WASHINGTON — A sea of red and waves of fervent chants engulfed downtown D.C. Tuesday as thousands of fans raucously cheered on the city’s Stanley Cup champions. And after the festivities, fans streamed into nearby Metro stations, crowding platforms and creating lines at entrances.
Washington Capitals fans have waited 44 years for this day, and things like work and school became secondary to Tuesday’s parade down Constitution Avenue and the rally on the National Mall.
“Every time I’m driving on Constitution, for the rest of my life, I’m going to remember this day,” Caps goalie Braden Holtby told a screaming crowd at the rally.
Teammate T.J. Oshie started a new chant and goal: “Back to back! Back to back! Back to back!”
Captain Alex Ovechkin closed out the day’s celebrations, gathering his teammates to the front of the stage to sing Queen’s “We Are The Champions” with the crowd. He yelled, “We’re the Stanley Cup champions!” and hoisted the nearly 35-pound Cup over his head.
Caps owner Ted Leonsis also spoke at the rally, noting the sense of community solidified between the team, the fans and the city.
“Now, we have something that bonds us and unites us: a Stanley Cup championship!” Leonsis said.
Thousands of fans attempting to get down to the parade made for long lines at Metro stations.
As of 5 p.m. Tuesday, Metro said over 567,000 people have used Metrorail so far.
RIDERSHIP: As of 5:00 p.m., over 567,000 people have taken Metrorail so far today, up more than 132K from same time yesterday. Continuous rush-hour service continues. No operational issues to report at this time. #WMATA#ALLCAPS#StanleyCup
The Caps parade kicked off with F-16s from the D.C. National Guard flying over the Potomac River toward Independence Avenue and 23rd Street Northwest near the parade route.

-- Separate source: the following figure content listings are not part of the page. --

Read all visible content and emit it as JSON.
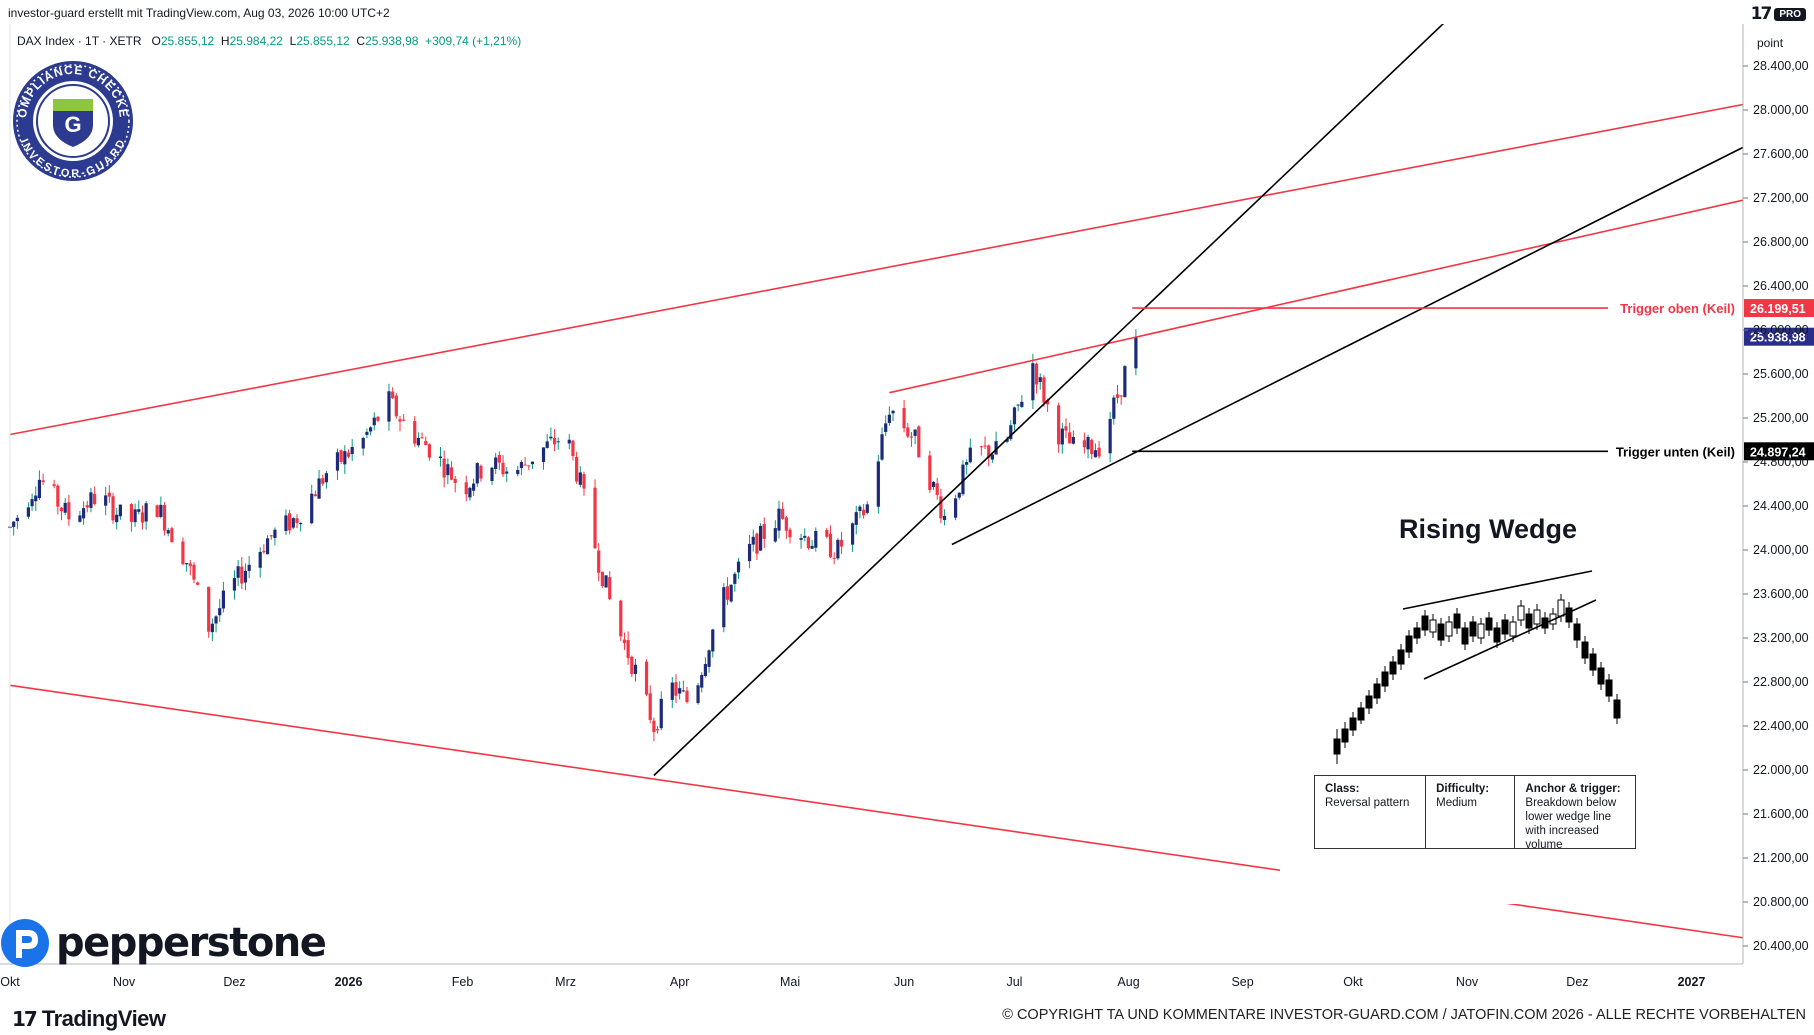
{
  "header": {
    "info": "investor-guard erstellt mit TradingView.com, Aug 03, 2026 10:00 UTC+2",
    "tv_badge": "PRO"
  },
  "symbol": {
    "name": "DAX Index · 1T · XETR",
    "o_label": "O",
    "o": "25.855,12",
    "h_label": "H",
    "h": "25.984,22",
    "l_label": "L",
    "l": "25.855,12",
    "c_label": "C",
    "c": "25.938,98",
    "change": "+309,74 (+1,21%)"
  },
  "seal": {
    "top_text": "COMPLIANCE CHECKED",
    "bottom_text": "INVESTOR-GUARD",
    "letter": "G"
  },
  "branding": {
    "pepperstone": "pepperstone",
    "tradingview": "TradingView"
  },
  "copyright": "© COPYRIGHT TA UND KOMMENTARE INVESTOR-GUARD.COM / JATOFIN.COM 2026 - ALLE RECHTE VORBEHALTEN",
  "colors": {
    "up": "#089981",
    "down": "#f23645",
    "red_line": "#f23645",
    "black_line": "#000000",
    "last_price": "#2a2e88",
    "up_candle_body": "#1e2a78",
    "down_candle_body": "#f23645"
  },
  "chart_data": {
    "type": "candlestick",
    "ylim": [
      20200,
      29000
    ],
    "y_unit_label": "point",
    "y_ticks": [
      20400,
      20800,
      21200,
      21600,
      22000,
      22400,
      22800,
      23200,
      23600,
      24000,
      24400,
      24800,
      25200,
      25600,
      26000,
      26400,
      26800,
      27200,
      27600,
      28000,
      28400
    ],
    "y_tick_labels": [
      "20.400,00",
      "20.800,00",
      "21.200,00",
      "21.600,00",
      "22.000,00",
      "22.400,00",
      "22.800,00",
      "23.200,00",
      "23.600,00",
      "24.000,00",
      "24.400,00",
      "24.800,00",
      "25.200,00",
      "25.600,00",
      "26.000,00",
      "26.400,00",
      "26.800,00",
      "27.200,00",
      "27.600,00",
      "28.000,00",
      "28.400,00"
    ],
    "x_start": "2025-10-01",
    "x_end": "2027-01-15",
    "x_ticks": [
      {
        "date": "2025-10-01",
        "label": "Okt"
      },
      {
        "date": "2025-11-01",
        "label": "Nov"
      },
      {
        "date": "2025-12-01",
        "label": "Dez"
      },
      {
        "date": "2026-01-01",
        "label": "2026"
      },
      {
        "date": "2026-02-01",
        "label": "Feb"
      },
      {
        "date": "2026-03-01",
        "label": "Mrz"
      },
      {
        "date": "2026-04-01",
        "label": "Apr"
      },
      {
        "date": "2026-05-01",
        "label": "Mai"
      },
      {
        "date": "2026-06-01",
        "label": "Jun"
      },
      {
        "date": "2026-07-01",
        "label": "Jul"
      },
      {
        "date": "2026-08-01",
        "label": "Aug"
      },
      {
        "date": "2026-09-01",
        "label": "Sep"
      },
      {
        "date": "2026-10-01",
        "label": "Okt"
      },
      {
        "date": "2026-11-01",
        "label": "Nov"
      },
      {
        "date": "2026-12-01",
        "label": "Dez"
      },
      {
        "date": "2027-01-01",
        "label": "2027"
      }
    ],
    "trend_path": [
      [
        "2025-10-01",
        24200
      ],
      [
        "2025-10-09",
        24650
      ],
      [
        "2025-10-17",
        24300
      ],
      [
        "2025-10-25",
        24500
      ],
      [
        "2025-11-02",
        24250
      ],
      [
        "2025-11-10",
        24400
      ],
      [
        "2025-11-18",
        23900
      ],
      [
        "2025-11-24",
        23300
      ],
      [
        "2025-12-01",
        23700
      ],
      [
        "2025-12-10",
        24100
      ],
      [
        "2025-12-18",
        24300
      ],
      [
        "2025-12-26",
        24700
      ],
      [
        "2026-01-05",
        25000
      ],
      [
        "2026-01-12",
        25350
      ],
      [
        "2026-01-17",
        25100
      ],
      [
        "2026-01-24",
        24900
      ],
      [
        "2026-02-01",
        24550
      ],
      [
        "2026-02-08",
        24800
      ],
      [
        "2026-02-15",
        24700
      ],
      [
        "2026-02-22",
        24900
      ],
      [
        "2026-03-01",
        25050
      ],
      [
        "2026-03-05",
        24600
      ],
      [
        "2026-03-10",
        23900
      ],
      [
        "2026-03-15",
        23300
      ],
      [
        "2026-03-20",
        22900
      ],
      [
        "2026-03-25",
        22400
      ],
      [
        "2026-03-30",
        22750
      ],
      [
        "2026-04-04",
        22600
      ],
      [
        "2026-04-12",
        23500
      ],
      [
        "2026-04-20",
        24000
      ],
      [
        "2026-04-28",
        24300
      ],
      [
        "2026-05-06",
        24100
      ],
      [
        "2026-05-14",
        24000
      ],
      [
        "2026-05-22",
        24400
      ],
      [
        "2026-05-28",
        25300
      ],
      [
        "2026-06-04",
        25000
      ],
      [
        "2026-06-12",
        24300
      ],
      [
        "2026-06-20",
        24900
      ],
      [
        "2026-06-28",
        24900
      ],
      [
        "2026-07-06",
        25700
      ],
      [
        "2026-07-12",
        25100
      ],
      [
        "2026-07-18",
        24900
      ],
      [
        "2026-07-24",
        24950
      ],
      [
        "2026-07-29",
        25400
      ],
      [
        "2026-08-03",
        25939
      ]
    ],
    "trend_lines": [
      {
        "color": "red",
        "from": [
          "2025-10-01",
          25050
        ],
        "to": [
          "2027-01-15",
          28050
        ]
      },
      {
        "color": "red",
        "from": [
          "2025-10-01",
          22770
        ],
        "to": [
          "2027-01-15",
          20475
        ]
      },
      {
        "color": "red",
        "from": [
          "2026-05-28",
          25430
        ],
        "to": [
          "2027-01-15",
          27180
        ]
      },
      {
        "color": "black",
        "from": [
          "2026-03-25",
          21950
        ],
        "to": [
          "2026-11-06",
          29150
        ]
      },
      {
        "color": "black",
        "from": [
          "2026-06-14",
          24050
        ],
        "to": [
          "2027-01-15",
          27660
        ]
      }
    ],
    "trigger_lines": [
      {
        "label": "Trigger oben (Keil)",
        "value": 26199.51,
        "price_label": "26.199,51",
        "from_date": "2026-08-02",
        "color": "red"
      },
      {
        "label": "Trigger unten (Keil)",
        "value": 24897.24,
        "price_label": "24.897,24",
        "from_date": "2026-08-02",
        "color": "black"
      }
    ],
    "last_price": {
      "value": 25938.98,
      "label": "25.938,98"
    },
    "inset": {
      "title": "Rising Wedge",
      "cells": [
        {
          "heading": "Class:",
          "lines": [
            "Reversal pattern"
          ]
        },
        {
          "heading": "Difficulty:",
          "lines": [
            "Medium"
          ]
        },
        {
          "heading": "Anchor & trigger:",
          "lines": [
            "Breakdown below",
            "lower wedge line",
            "with increased volume"
          ]
        }
      ]
    }
  }
}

Then, cheers of “Ovi! Ovi! Ovi!” mixed with the blares of triumphant bagpipes as the Caps made their way down Constitution Avenue on a bright red bus. Goaltender Philipp Grubauer even ran on the street, clutching a D.C. flag as he gave fans high-fives with a huge grin on his face.
Some fans showed up several hours before the 11 a.m. parade start to stake out their spot along the parade route.
“I was thinking of taking a nap,” one Caps fan who works nights told WTOP’s Neal Augenstein. “But there’s too much excitement in the air, so I’m just going to take it all in and chant when everyone else chants.”
Joe and his 10-year-old son, Joey, from Bethesda, Maryland, also showed up early and had been waiting for several hours. But for Joe, and lots of other Caps fans, the wait has been a lot longer.
“I told Joey, I had to wait 44 years for this,” he told WTOP’s Mike Murillo. “He had to wait 10 years, so he wins.”
Another father and son duo, enjoying their peanut butter and jelly sandwiches in the shade, spoke to WTOP’s Kristi King. Dad Jesse Kellmer said, “We came all the way from Harwood, Maryland; we rode the Metro, which is scary to us rural people, and we came down to the city to celebrate with the rest of the Caps fans.”
“We’re hoping that this parade is contagious and the other D.C. sports franchises catch on,” Kellmer added.
“I’m so excited,” said one woman who had a front-row view to the parade along Constitution Avenue. She was there with friends and coworkers. One coworker, donning a Caps jersey, chimed in, “It’s about damn time it [the Cup] showed up here! We’re super pumped! Let’s go Caps!”
There wasn’t a shortage of marching bands at the parade: The Eastern High School Blue and White Marching Machine Marching Band, the Ballou High School Majestic Knights Marching Band and the D.C. Fire Department Emerald Society Pipes and Drums all performed.
Some Caps alumni, the Capital One Arena ice crew, the Capitals Red Rockers and mascot Slapshot also made appearances.
Constitution Avenue was closed to pedestrians. There were hundreds of port-a-potties in place along Constitution Avenue on the grounds of the Washington Monument. Security fences were set up along Constitution Avenue from 23rd Street all the way down to 6th Street.
The federal government remained open, but the White House encouraged federal agencies to grant employees two hours of administrative leave between 10:30 a.m. and 2:30 p.m. to attend the parade, according to the U.S. Office of Personnel Management.
The Caps also offered fans a doctor’s note to help get out of work for the day.